十八、命の価値
十八、命の価値
泣きじゃくる鶴を出雲の神使が引き摺り、兎の前に膝まずかせる。兎、帯刀している。
兎 ええい!愚か者が!
兎、鶴の顔を蹴り飛ばす。
兎 貴様!何をしでかそうとしたか、わかっておるのか⁉ 神をその手に掛けようなどと!
兎、鶴の胸ぐらを掴む。
兎 なんてことをしたか、わかっておるのか!
鶴 理解しております!
兎 ならば何故、そのようなことを!お前はもう少しで、神使から、それ以上になれたというのに!
鶴 そんなものどうでもよいのです!
兎 どうでもいいとは⁉ なあ、鶴!今まであんなに頑張ってきたというのに、それが一体何故
鶴 全てこの日の為! 全ての努力はこの日の為だったのです! それが、叶わぬのならば! もうどうとでもよいのです! 人間なんざクズばかり! そんなゴミ共の為に、あの方が、何故心を痛めねばならない⁉ 何故、祈りを捧げなければならないのですか⁉
兎 鶴!
鶴 どうしてなのです⁉ なんで!なんであの人がアイツらを助けなければいけないのですか⁉ 彼を追い詰めた、人間どもではありませんか!
兎 …
鶴 彼がそんな業を背負わなくてもいいではありませんか…そんな神などあまりにも…苦しいではありませんか
兎 鶴…
兎は鶴の肩に手を置き、目線を合わせて諭す。
兎 なぁ鶴よ…彼にそれほどまでに心を砕いても、お前は気付けなかったのか? 神にはな…なるべき者が、なるべくして、なるのだ。悲しく、苦しく、そして強い彼だからこそ、人々の救いなり得たのだ。なるべくして、かれは神になったのだ。そのような存在を、貴様如きが崩せるわけないだろう。
鶴 それでも私は、あの人に幸せな人生を歩んでほしかった
兎 お前は本当に…
天照来る。
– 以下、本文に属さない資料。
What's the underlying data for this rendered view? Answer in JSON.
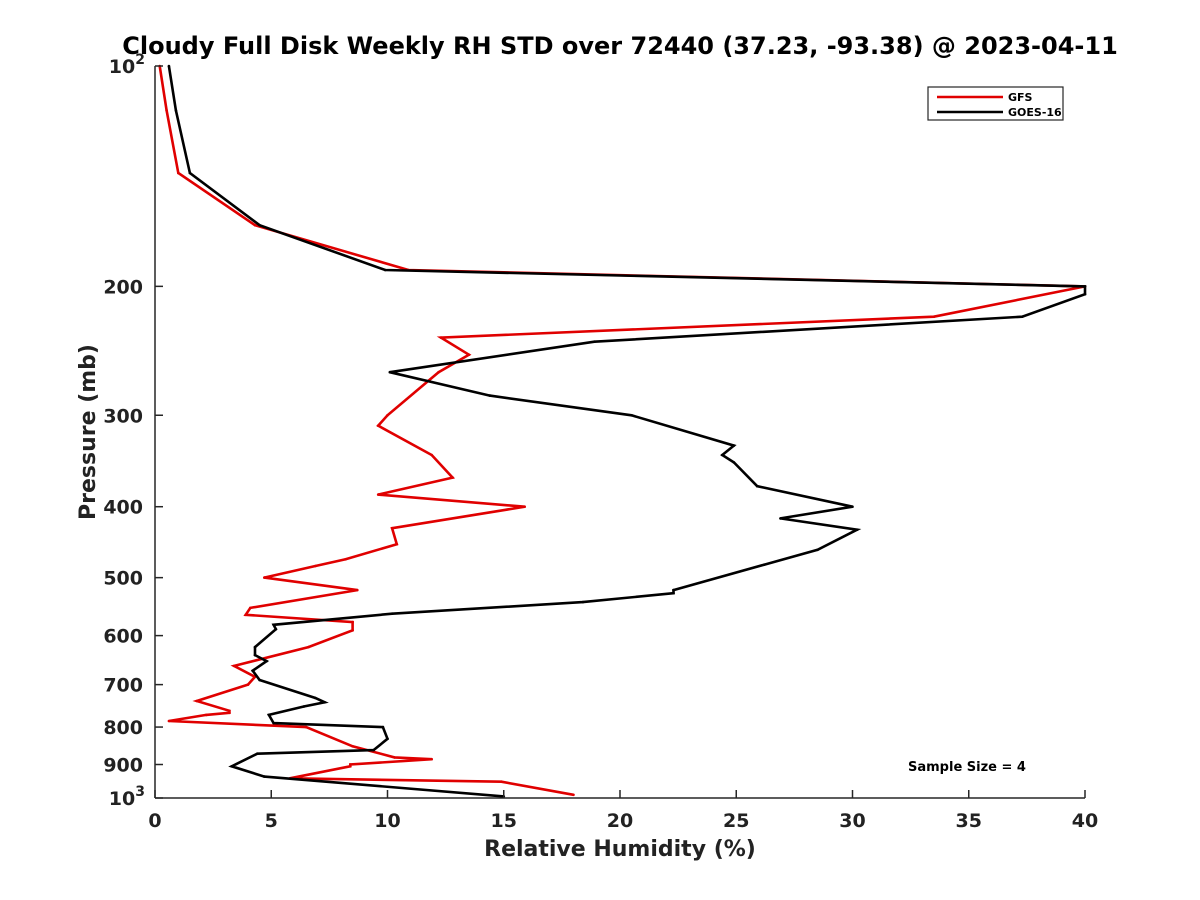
{
  "chart_data": {
    "type": "line",
    "title": "Cloudy Full Disk Weekly RH STD over 72440 (37.23, -93.38) @ 2023-04-11",
    "xlabel": "Relative Humidity (%)",
    "ylabel": "Pressure (mb)",
    "xlim": [
      0,
      40
    ],
    "ylim": [
      100,
      1000
    ],
    "y_scale": "log",
    "y_reversed": true,
    "x_ticks": [
      0,
      5,
      10,
      15,
      20,
      25,
      30,
      35,
      40
    ],
    "y_ticks": [
      {
        "value": 100,
        "label": "10",
        "sup": "2"
      },
      {
        "value": 200,
        "label": "200"
      },
      {
        "value": 300,
        "label": "300"
      },
      {
        "value": 400,
        "label": "400"
      },
      {
        "value": 500,
        "label": "500"
      },
      {
        "value": 600,
        "label": "600"
      },
      {
        "value": 700,
        "label": "700"
      },
      {
        "value": 800,
        "label": "800"
      },
      {
        "value": 900,
        "label": "900"
      },
      {
        "value": 1000,
        "label": "10",
        "sup": "3"
      }
    ],
    "legend_position": "top-right",
    "grid": false,
    "annotation": "Sample Size = 4",
    "series": [
      {
        "name": "GFS",
        "color": "#e00000",
        "points": [
          [
            0.2,
            100
          ],
          [
            0.5,
            115
          ],
          [
            1.0,
            140
          ],
          [
            4.3,
            165
          ],
          [
            10.9,
            190
          ],
          [
            40.0,
            200
          ],
          [
            33.5,
            220
          ],
          [
            12.3,
            235
          ],
          [
            13.5,
            248
          ],
          [
            12.2,
            262
          ],
          [
            10.0,
            300
          ],
          [
            9.6,
            310
          ],
          [
            11.9,
            340
          ],
          [
            12.8,
            365
          ],
          [
            9.6,
            385
          ],
          [
            15.9,
            400
          ],
          [
            10.2,
            428
          ],
          [
            10.4,
            450
          ],
          [
            8.2,
            472
          ],
          [
            6.9,
            482
          ],
          [
            4.7,
            500
          ],
          [
            8.7,
            520
          ],
          [
            4.1,
            550
          ],
          [
            3.9,
            562
          ],
          [
            8.5,
            575
          ],
          [
            8.5,
            590
          ],
          [
            6.6,
            622
          ],
          [
            3.4,
            660
          ],
          [
            4.3,
            683
          ],
          [
            4.0,
            700
          ],
          [
            1.8,
            737
          ],
          [
            3.2,
            760
          ],
          [
            3.2,
            765
          ],
          [
            2.2,
            770
          ],
          [
            0.6,
            785
          ],
          [
            6.5,
            800
          ],
          [
            8.5,
            850
          ],
          [
            10.3,
            880
          ],
          [
            11.9,
            885
          ],
          [
            8.4,
            900
          ],
          [
            8.4,
            905
          ],
          [
            5.8,
            940
          ],
          [
            14.9,
            950
          ],
          [
            18.0,
            990
          ]
        ]
      },
      {
        "name": "GOES-16",
        "color": "#000000",
        "points": [
          [
            0.6,
            100
          ],
          [
            0.9,
            115
          ],
          [
            1.5,
            140
          ],
          [
            4.5,
            165
          ],
          [
            9.9,
            190
          ],
          [
            40.0,
            200
          ],
          [
            40.0,
            205
          ],
          [
            37.3,
            220
          ],
          [
            18.9,
            238
          ],
          [
            10.1,
            262
          ],
          [
            14.4,
            282
          ],
          [
            20.5,
            300
          ],
          [
            24.9,
            330
          ],
          [
            24.4,
            340
          ],
          [
            24.9,
            348
          ],
          [
            25.9,
            375
          ],
          [
            30.0,
            400
          ],
          [
            26.9,
            415
          ],
          [
            30.2,
            430
          ],
          [
            28.5,
            458
          ],
          [
            26.2,
            480
          ],
          [
            22.3,
            520
          ],
          [
            22.3,
            525
          ],
          [
            18.4,
            540
          ],
          [
            10.2,
            560
          ],
          [
            5.1,
            580
          ],
          [
            5.2,
            588
          ],
          [
            4.3,
            622
          ],
          [
            4.3,
            638
          ],
          [
            4.8,
            650
          ],
          [
            4.2,
            670
          ],
          [
            4.5,
            690
          ],
          [
            6.9,
            730
          ],
          [
            7.3,
            740
          ],
          [
            6.4,
            750
          ],
          [
            4.9,
            770
          ],
          [
            5.1,
            790
          ],
          [
            9.8,
            800
          ],
          [
            10.0,
            830
          ],
          [
            9.4,
            860
          ],
          [
            4.4,
            870
          ],
          [
            3.3,
            905
          ],
          [
            4.7,
            935
          ],
          [
            15.0,
            995
          ]
        ]
      }
    ]
  }
}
兎、天照に向かって跪く。
兎 どうか、どうかどうか御寛大な処置を。此奴は罪を犯しました。ですが、それは、人を思いこそ。どうか! だから、どうか!
天照 それでも、罪は裁かれねばなりません。
鶴 もうよいのです
兔 鶴
鶴 死ぬ覚悟はとうに出来ております。
兎 …なら…ならば、その役目、私が……本当に、本当に、よいのだな。鶴。
鶴 …
兎、刀を抜き上段に構える
天照 最後に何か、言い残すことはありませんか?
鶴 一つだけ。
天照 …それは?
鶴 私には夢が出来ました。
天照 夢。
鶴 愚かな夢で御座います。……あの者達と共に生きる。生きてみたい。そんな願いに気がついてしまったのです。あの人たちが、うらやましい! 遠くから見ているなんて、嫌だ! 一緒に生きてみたい! 人ならば細やかな希望でも、いいえ、例え人だったとしても、こんな私には出過ぎた望みで御座います。あの人の幸福よりも、それを望んでしまった私には、何かをなし得る事など、最初から出来るわけが無かったのです。わかっております。わかって、いるのです。それが、私だったのです。私の…
兎 そんなこと…いや、そういう手に入らない当たり前は、尊いものよな。
鶴 ……はい。
鶴は首を差し出す。
兎、意を決するが、天照に静止される。兎、天照を見て表情を緩める。
兎 なぁ鶴。成し遂げることが、全てではないのだぞ。……よいな、忘れるなよ。
刀を収め、深々と天照へ礼をして去る。
鶴 …?
鶴、あたりを不安げに見回す。
間。
天照 鶴。貴方の命には、罪を償えるほどの価値は無いのですよ。
鶴 ……
天照 だから、生きるのです。そして、夢を願い、叶わぬ未来を変えようと、贖い続けることが、貴方の贖罪です。その地獄、しかとその身に味わいなさい…さあ、いきなさい!
鶴 …
鶴、戸惑いながら立ち上がる。
天照 いきなさい。
鶴 …。
去り際に、深々と礼。
鶴、去る。
間
天照 私へ…遠くから見てるなんて嫌と、言うやつがありますか。
兎出てくる。
兎 寛大な御処置、感謝いたします。
天照 それはどうでしょうね。この処置の意味は今後の彼が決めること。しかし、私のひっ……孫に大事な教え子との縁を切られて、さぞ悔しいことでしょう。さすが、縁切りの神、とでも申しましょうか。
兎 いいえ、縁切りの神などでは御座いません…あの方は
兔、遠く、とぼとぼと去ろうとする鶴の後姿を見つける。
兔 鶴! ………さらば……いや………行ってこい‼
鶴、意を決して力強く歩みだす。